Pharmabiz
 

Recall of one batch of Panacea vaccine triggers debate on integrity of regulatory officials

Peethaambaran Kunnathoor, ChennaiMonday, May 6, 2013, 08:00 Hrs  [IST]

The recall of one batch of (P1062/SBP-A) of pentavalent vaccine, Easy Five TT, from the market by Panacea Biotec has triggered a debate among vaccine experts and immunisation officials as to whether the National Regulatory Authority (NRA) is acting properly and independently.

Panacea Biotec ventured to recall the product following the Tamil Nadu drug authority’s recent seizure of 15063 relabelled vials and freezing of sales of the vaccine. In the wake of the recall, a vaccine expert from Chennai has approached the central investigating agency seeking a probe into the incident.

This is not the first time, a vaccine introduced in the list of immunisation programme is recalled either by the company or by WHO for myriad reasons, experts opine. Quoting examples they question the integrity of the regulatory authority in initiating actions.  Major private vaccine manufacturing companies - Serum Institute in Pune, Panacea Biotec in New Delhi, Bharath Biotech, Shanta Biotech and Biological Evans in Hyderabad started manufacture and supply of combination vaccines in 2008.

In 2008, deaths of infants occurred in Thiruvallur district of Tamil Nadu allegedly after administering measles vaccine supplied by Indian Immunological Ltd, Hyderabad. Theirs was a WHO approved facility. According to information received from sources Indian immunological Ltd was supplying measles vaccines for the first time in the history of immunisation programme in India and that too was on a trial order, not on the full order. Following the incident ninety lakh doses of measles vaccines procured from Indian Immunological Ltd were withdrawn by the Health Ministry.

There were reports of deaths of several children occurred in a neighbouring country in 2009 after administration of pentavalent vaccine supplied by an international company and manufactured by an Indian firm. Following the tragedy, WHO recalled the whole batches of the vaccine. The company got the order in 2008 and the deaths occurred in 2009 after immunisation programme.

In 2010, WHO removed the pentavalent vaccine, Shan 5 (DTP, hepatitis B, Hib) manufactured by Shanta Biotech, Hyderabad from the list of pre-qualified vaccines. The action was taken following incidents of white sediment sticking to Shan 5 vaccine vials.

In 2009, Panacea Biotec, New Delhi received the order from WHO to supply 75 million doses of pentavalent vaccine (Easy Five TT) for the period, 2009, 2010 and 2011. But the same WHO disqualified three combination vaccines of the same company, (Easy Five, Ecovac 4 and Enivac HB) on 17.8.2011 following a routine audit conducted in June 2011 at Panacea’s manufacturing sites and identified “serious inadequacies in quality assurance process.” Following the report, WHO recalled the five-in-one combination vaccine.

In 2012, the WHO suspended the supply of its Hepatitis B vaccine, Revac B+, manufactured by Bharat Biotech, Hyderabad because of its failure to meet WHO's manufacturing and quality standards. This gross violation of GMP compliance forced WHO to recall the vaccine from the universal immunisation programme.
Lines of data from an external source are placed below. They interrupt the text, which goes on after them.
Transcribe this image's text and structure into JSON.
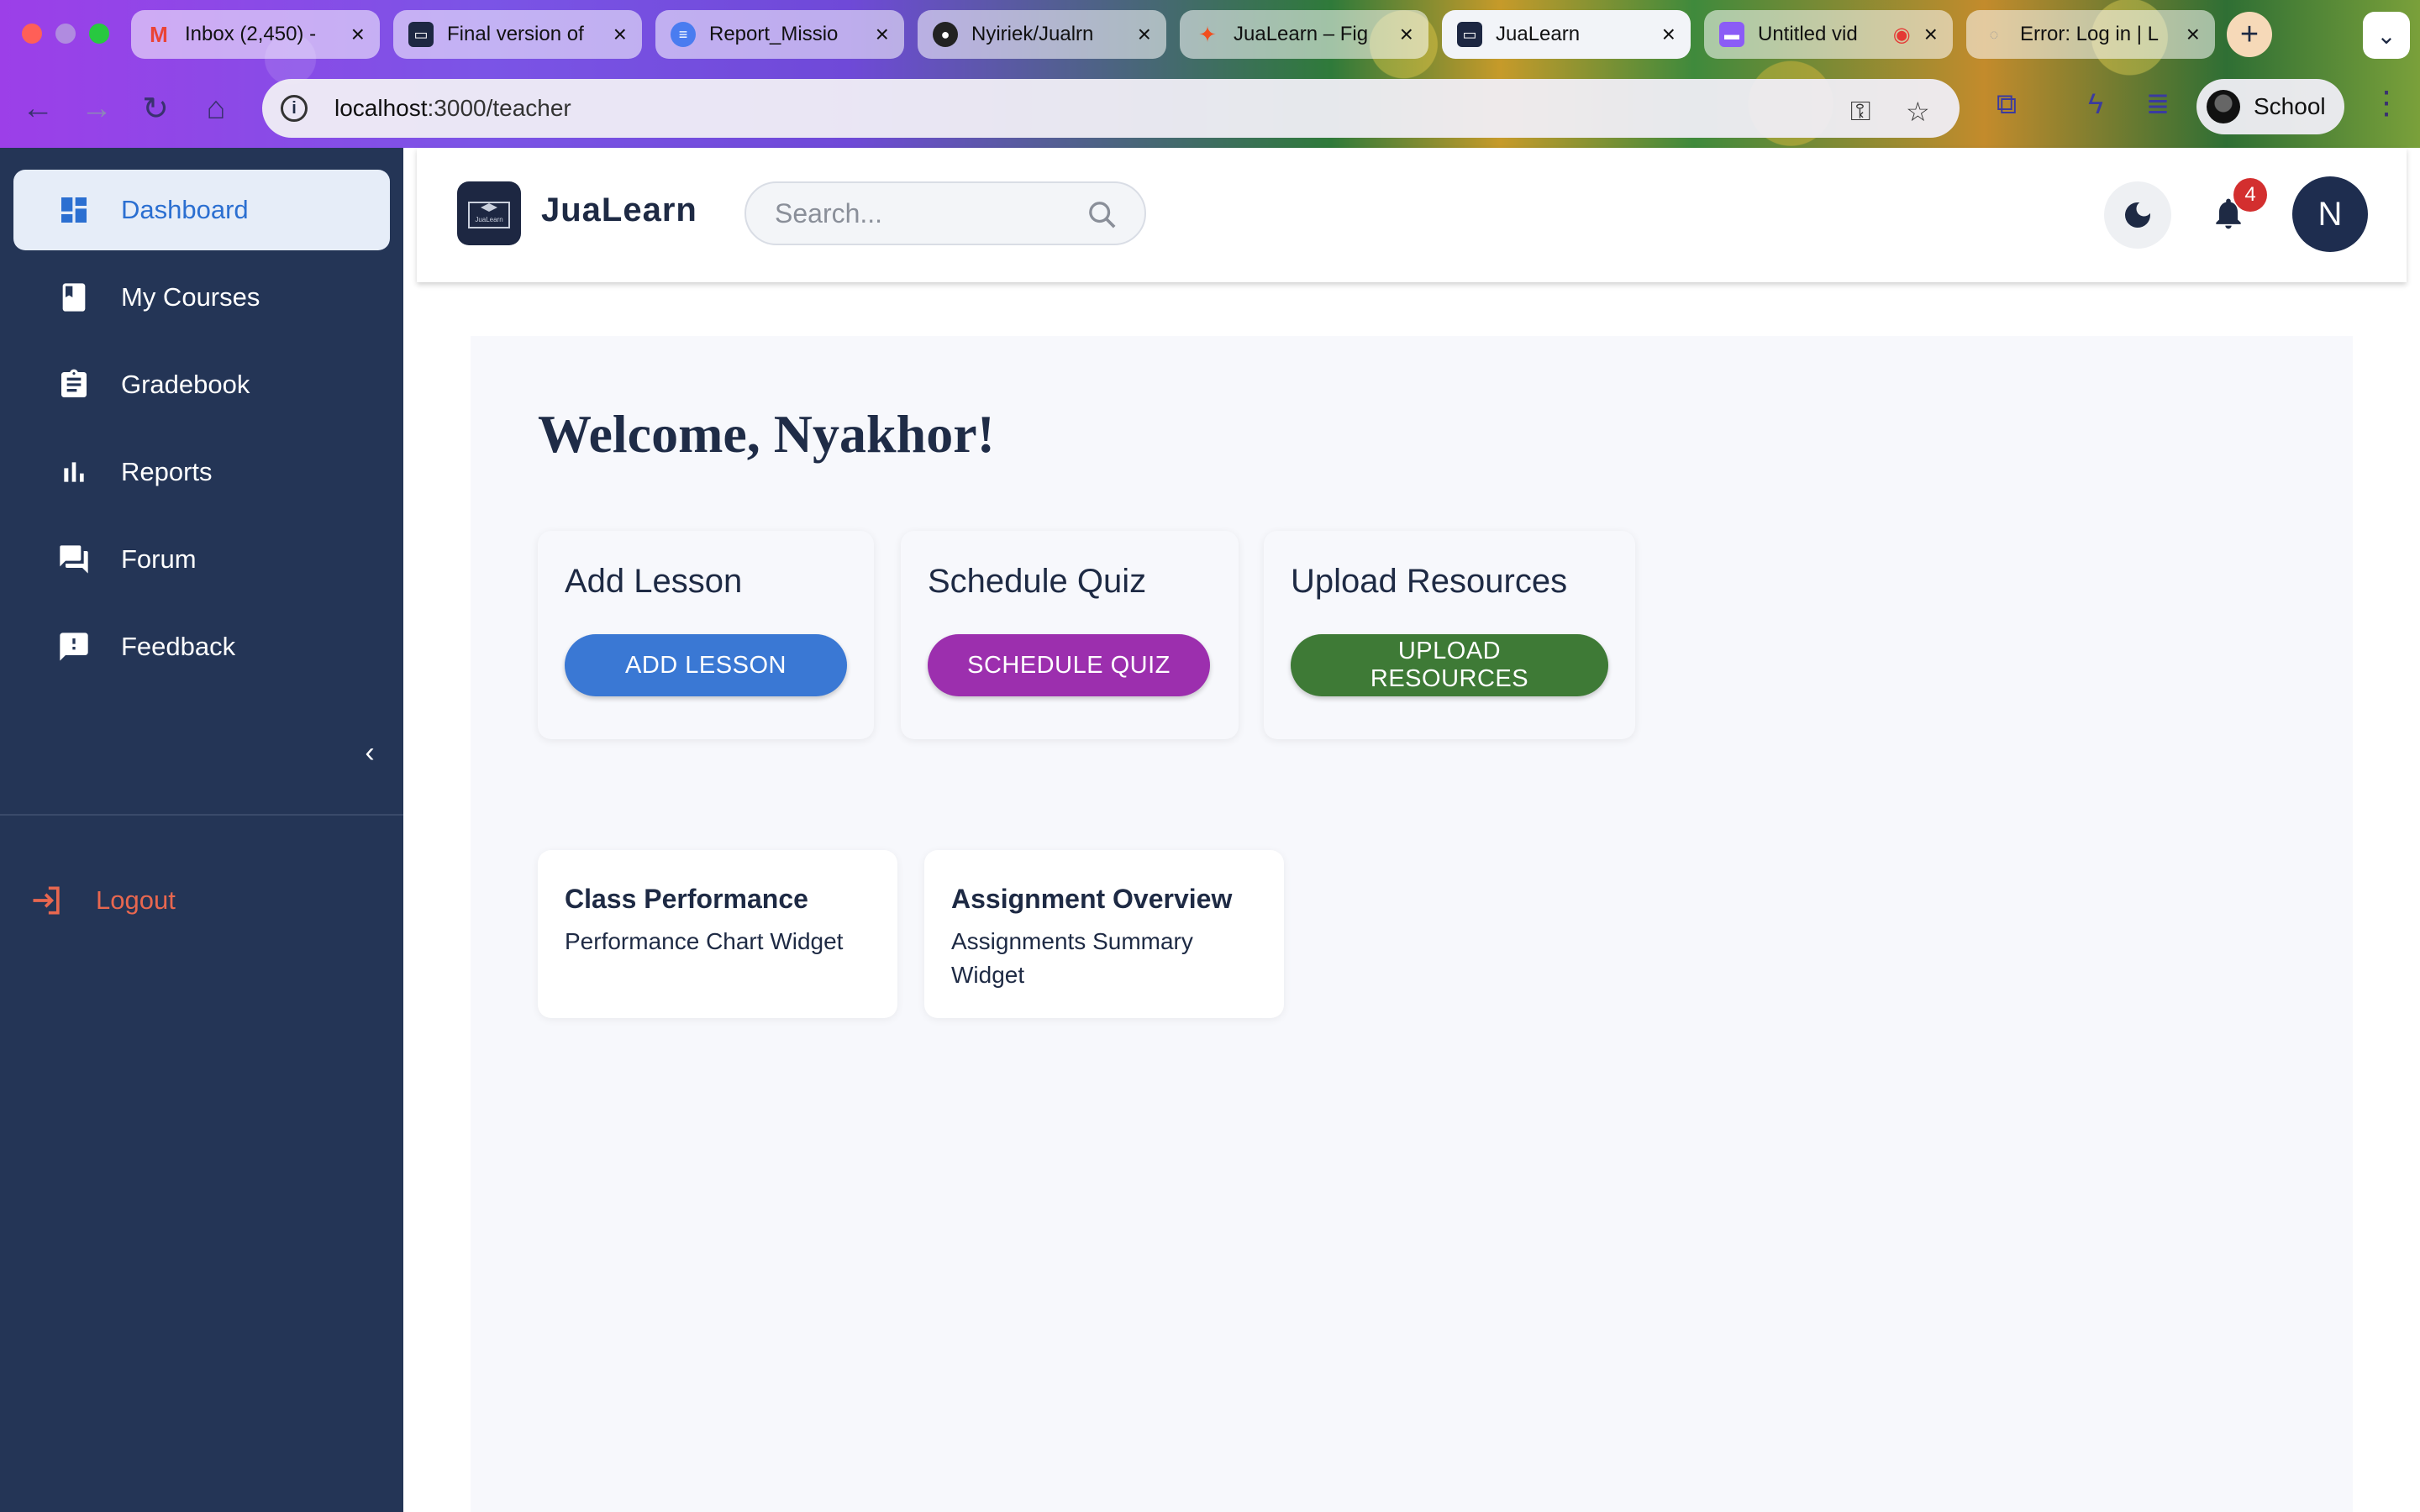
{
  "browser": {
    "tabs": [
      {
        "label": "Inbox (2,450) -",
        "favicon": "gmail-icon",
        "color": "#ea4335"
      },
      {
        "label": "Final version of",
        "favicon": "slides-icon",
        "color": "#1d2742"
      },
      {
        "label": "Report_Missio",
        "favicon": "docs-icon",
        "color": "#4a7cf0"
      },
      {
        "label": "Nyiriek/Jualrn",
        "favicon": "github-icon",
        "color": "#222222"
      },
      {
        "label": "JuaLearn – Fig",
        "favicon": "figma-icon",
        "color": "#f24e1e"
      },
      {
        "label": "JuaLearn",
        "favicon": "jualearn-icon",
        "color": "#1d2742"
      },
      {
        "label": "Untitled vid",
        "favicon": "video-icon",
        "color": "#8b5cf6"
      },
      {
        "label": "Error: Log in | L",
        "favicon": "globe-icon",
        "color": "#999999"
      }
    ],
    "url_host": "localhost",
    "url_path": ":3000/teacher",
    "profile_label": "School"
  },
  "sidebar": {
    "items": [
      {
        "label": "Dashboard",
        "icon": "dashboard-icon"
      },
      {
        "label": "My Courses",
        "icon": "book-icon"
      },
      {
        "label": "Gradebook",
        "icon": "clipboard-icon"
      },
      {
        "label": "Reports",
        "icon": "bar-chart-icon"
      },
      {
        "label": "Forum",
        "icon": "forum-icon"
      },
      {
        "label": "Feedback",
        "icon": "feedback-icon"
      }
    ],
    "logout_label": "Logout"
  },
  "header": {
    "brand": "JuaLearn",
    "logo_text": "JuaLearn",
    "search_placeholder": "Search...",
    "notification_count": "4",
    "avatar_initial": "N"
  },
  "main": {
    "welcome": "Welcome, Nyakhor!",
    "actions": [
      {
        "title": "Add Lesson",
        "button": "ADD LESSON",
        "color": "#3a78d4"
      },
      {
        "title": "Schedule Quiz",
        "button": "SCHEDULE QUIZ",
        "color": "#9c2fae"
      },
      {
        "title": "Upload Resources",
        "button": "UPLOAD RESOURCES",
        "color": "#3e7a36"
      }
    ],
    "widgets": [
      {
        "title": "Class Performance",
        "subtitle": "Performance Chart Widget"
      },
      {
        "title": "Assignment Overview",
        "subtitle": "Assignments Summary Widget"
      }
    ]
  }
}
All these anomalies in the private companies were found out during the period from 2008 to 2012. But, none of the companies was given a closure notice or served a licence suspension order by then the DCGI. Whereas, the three government vaccine manufacturing units (BCG VL, PII & CRI) were made static by closing down its shutters citing non-compliance of WHO GMP norms by the DCGI.

What is surprising is that there was no incident of death or adverse effect reported from the administration of vaccines supplied by the government institutes during these periods. No action against the erring private companies which fail to adhere to regulations, but killing the country’s own responsible institutions.